Now, maybe I would have handled it differently. Maybe the members of the regulatory commission would have handled it differently. Maybe the investigator would have handled it differently. However, we’re not here today to discuss whether this individual used best practices. We’re here to discuss whether the person met the minimum requirements of USPAP.
You see, if we talk about the pre-printed form, under the site section, it says, “Are there any adverse conditions or external factors, yes or no?” Well, in her heart, if she didn’t believe that had any impact on the subject, if she analyzed that and said there was no issue, she doesn’t have any obligation to report anything. The obligation is to report if it does have an adverse effect.
One of the things I argued on behalf of this client was, if you think she’s trying to hide that this property backed up to a rail, why didn’t she white out the railroad on her location map? The map clearly showed a railroad there. She wasn’t trying to hide it. She just didn’t think it had a negative impact.

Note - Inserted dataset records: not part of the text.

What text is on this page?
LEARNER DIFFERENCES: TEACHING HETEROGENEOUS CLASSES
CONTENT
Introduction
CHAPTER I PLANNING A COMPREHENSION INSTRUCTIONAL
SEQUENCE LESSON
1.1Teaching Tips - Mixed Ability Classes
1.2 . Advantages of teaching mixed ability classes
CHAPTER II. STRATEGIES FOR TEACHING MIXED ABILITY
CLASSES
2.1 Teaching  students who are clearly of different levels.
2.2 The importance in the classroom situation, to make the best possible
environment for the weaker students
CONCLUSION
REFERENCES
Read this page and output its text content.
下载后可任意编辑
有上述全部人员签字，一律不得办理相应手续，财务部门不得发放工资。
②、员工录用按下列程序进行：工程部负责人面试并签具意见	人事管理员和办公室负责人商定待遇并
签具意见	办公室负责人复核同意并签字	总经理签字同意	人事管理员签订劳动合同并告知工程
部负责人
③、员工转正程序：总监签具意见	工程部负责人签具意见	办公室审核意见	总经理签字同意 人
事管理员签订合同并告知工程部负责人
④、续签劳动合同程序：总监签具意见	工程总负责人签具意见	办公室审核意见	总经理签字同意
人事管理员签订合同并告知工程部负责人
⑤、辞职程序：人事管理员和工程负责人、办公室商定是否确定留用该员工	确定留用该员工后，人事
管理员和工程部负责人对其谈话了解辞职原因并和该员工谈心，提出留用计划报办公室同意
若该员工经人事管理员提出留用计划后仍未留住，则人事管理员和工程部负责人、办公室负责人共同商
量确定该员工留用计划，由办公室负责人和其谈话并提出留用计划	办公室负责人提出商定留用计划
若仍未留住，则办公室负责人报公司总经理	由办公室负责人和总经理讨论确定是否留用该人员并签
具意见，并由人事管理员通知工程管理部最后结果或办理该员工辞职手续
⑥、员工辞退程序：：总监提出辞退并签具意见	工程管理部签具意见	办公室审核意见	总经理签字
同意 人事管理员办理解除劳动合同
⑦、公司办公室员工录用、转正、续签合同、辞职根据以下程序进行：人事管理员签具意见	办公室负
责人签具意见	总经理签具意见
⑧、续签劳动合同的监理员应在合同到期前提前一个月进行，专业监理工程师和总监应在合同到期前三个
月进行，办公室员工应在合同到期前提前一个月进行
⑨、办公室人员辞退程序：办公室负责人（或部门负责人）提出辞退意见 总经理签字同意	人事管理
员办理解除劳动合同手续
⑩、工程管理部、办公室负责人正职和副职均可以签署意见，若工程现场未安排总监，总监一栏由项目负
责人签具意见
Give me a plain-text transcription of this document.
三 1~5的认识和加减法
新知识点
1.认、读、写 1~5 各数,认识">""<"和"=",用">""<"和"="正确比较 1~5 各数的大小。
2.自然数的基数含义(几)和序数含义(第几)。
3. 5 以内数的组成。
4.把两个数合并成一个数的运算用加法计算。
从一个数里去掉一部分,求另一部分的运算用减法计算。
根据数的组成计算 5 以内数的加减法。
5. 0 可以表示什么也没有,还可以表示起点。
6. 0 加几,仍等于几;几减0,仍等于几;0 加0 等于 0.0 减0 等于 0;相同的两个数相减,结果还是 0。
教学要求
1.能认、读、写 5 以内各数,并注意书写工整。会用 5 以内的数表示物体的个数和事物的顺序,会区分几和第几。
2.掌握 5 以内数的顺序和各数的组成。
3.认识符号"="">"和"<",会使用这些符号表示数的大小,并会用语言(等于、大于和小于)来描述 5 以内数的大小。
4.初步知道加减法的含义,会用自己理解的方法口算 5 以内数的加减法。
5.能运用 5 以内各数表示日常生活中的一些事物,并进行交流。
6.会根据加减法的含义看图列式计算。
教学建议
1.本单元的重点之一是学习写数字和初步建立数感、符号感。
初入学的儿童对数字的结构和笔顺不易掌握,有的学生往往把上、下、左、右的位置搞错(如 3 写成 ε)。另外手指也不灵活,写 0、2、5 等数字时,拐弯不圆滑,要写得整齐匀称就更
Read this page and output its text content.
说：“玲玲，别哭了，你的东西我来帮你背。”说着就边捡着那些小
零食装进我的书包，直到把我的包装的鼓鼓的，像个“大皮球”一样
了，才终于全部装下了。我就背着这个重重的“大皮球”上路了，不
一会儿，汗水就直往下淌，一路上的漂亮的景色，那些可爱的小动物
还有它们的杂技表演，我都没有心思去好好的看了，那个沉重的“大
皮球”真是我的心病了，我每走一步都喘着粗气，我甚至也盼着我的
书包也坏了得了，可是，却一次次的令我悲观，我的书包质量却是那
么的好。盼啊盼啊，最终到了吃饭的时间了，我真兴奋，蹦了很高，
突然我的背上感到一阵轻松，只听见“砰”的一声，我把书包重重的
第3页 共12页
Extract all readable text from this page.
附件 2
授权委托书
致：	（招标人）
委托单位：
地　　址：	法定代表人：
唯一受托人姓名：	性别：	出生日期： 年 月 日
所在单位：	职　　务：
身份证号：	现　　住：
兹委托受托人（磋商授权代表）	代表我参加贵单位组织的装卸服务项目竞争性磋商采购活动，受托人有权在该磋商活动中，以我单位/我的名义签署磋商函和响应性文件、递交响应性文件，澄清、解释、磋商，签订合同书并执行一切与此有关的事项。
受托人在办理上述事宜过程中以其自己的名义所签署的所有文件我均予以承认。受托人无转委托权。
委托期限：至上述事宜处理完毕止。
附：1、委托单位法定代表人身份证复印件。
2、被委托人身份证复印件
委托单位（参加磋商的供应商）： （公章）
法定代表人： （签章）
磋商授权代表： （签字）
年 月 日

Her case was dismissed. What I told her was that in the future, she could avoid this problem very easily. All she would have to do is say, “Hey, client. The subject property, the subdivision, backs up to a railroad track. I’ve analyzed this, and in my professional opinion, I don’t think there’s any negative impact.” That way, she tells the world, the client, that she didn’t miss it. She knows it’s there, she just doesn’t think it has an impact.
The moral of this story is, if you think ahead, you can put this fire out before it begins. If she had said, “Hey, everybody, there’s a railroad track back there, but it’s not impacting the marketability,” then no one could have pointed at her and said, “She missed it.”
Now, you can argue about whether or not the railroad affected value. That’s a matter of opinion.
So what I suggested to Kelsey was this, in an effort to head off any problems, why don’t we say that the subject property backs to Carter Road, side to Southtown? Both of which are somewhat well-traveled, but an analysis of this revealed no negative impact. Because there’s areas of Carter Road that do affect marketability but up here, not so much. At least, that’s our opinion.
I was going to buy a house one time, and I thought, “I’ll get a good deal because it backs up to a bypass.” The bypass sat back a ways, and I thought, “That’s the Owensboro Beltline! That’s got to have a negative impact. I’ll be able to negotiate a good price on this.” No. It didn’t appear to impact the price at all. I wasn’t able to buy that house.
I get it. This is a case-by-case issue. You’ve got to look at your market, that segment of the market, and analyze your data to see whether there’s a market reaction or not.
What if your house backs up to a cemetery? (And by the way, what’s the difference between a cemetery and a graveyard? What does “Saved by the Bell” mean? To get the answers, you’ll have to listen to the episode!)
Either way, acknowledge the cemetery and analyze whether it has a negative impact. I certainly wouldn’t mind the quiet neighbors, but other people might be creeped out and might not want to buy that house.
Just a thought: Let your client know, “I’m aware that the property is adjacent to a cemetery, or a well-traveled road, or a railroad track. And here is my analysis of whether or not that thing affects the value.” That way, nobody can point a finger and say that you missed it. That way, you can say you noticed it and then offer your opinion about the impact of its proximity.
External obsolescence — a loss of value caused by something outside of the property lines — isn’t something you can fix. All you can do is acknowledge it and analyze its impact on the property.
Be transparent about your thinking and your analysis, and you’ll head off a lot of problems before they ever arise.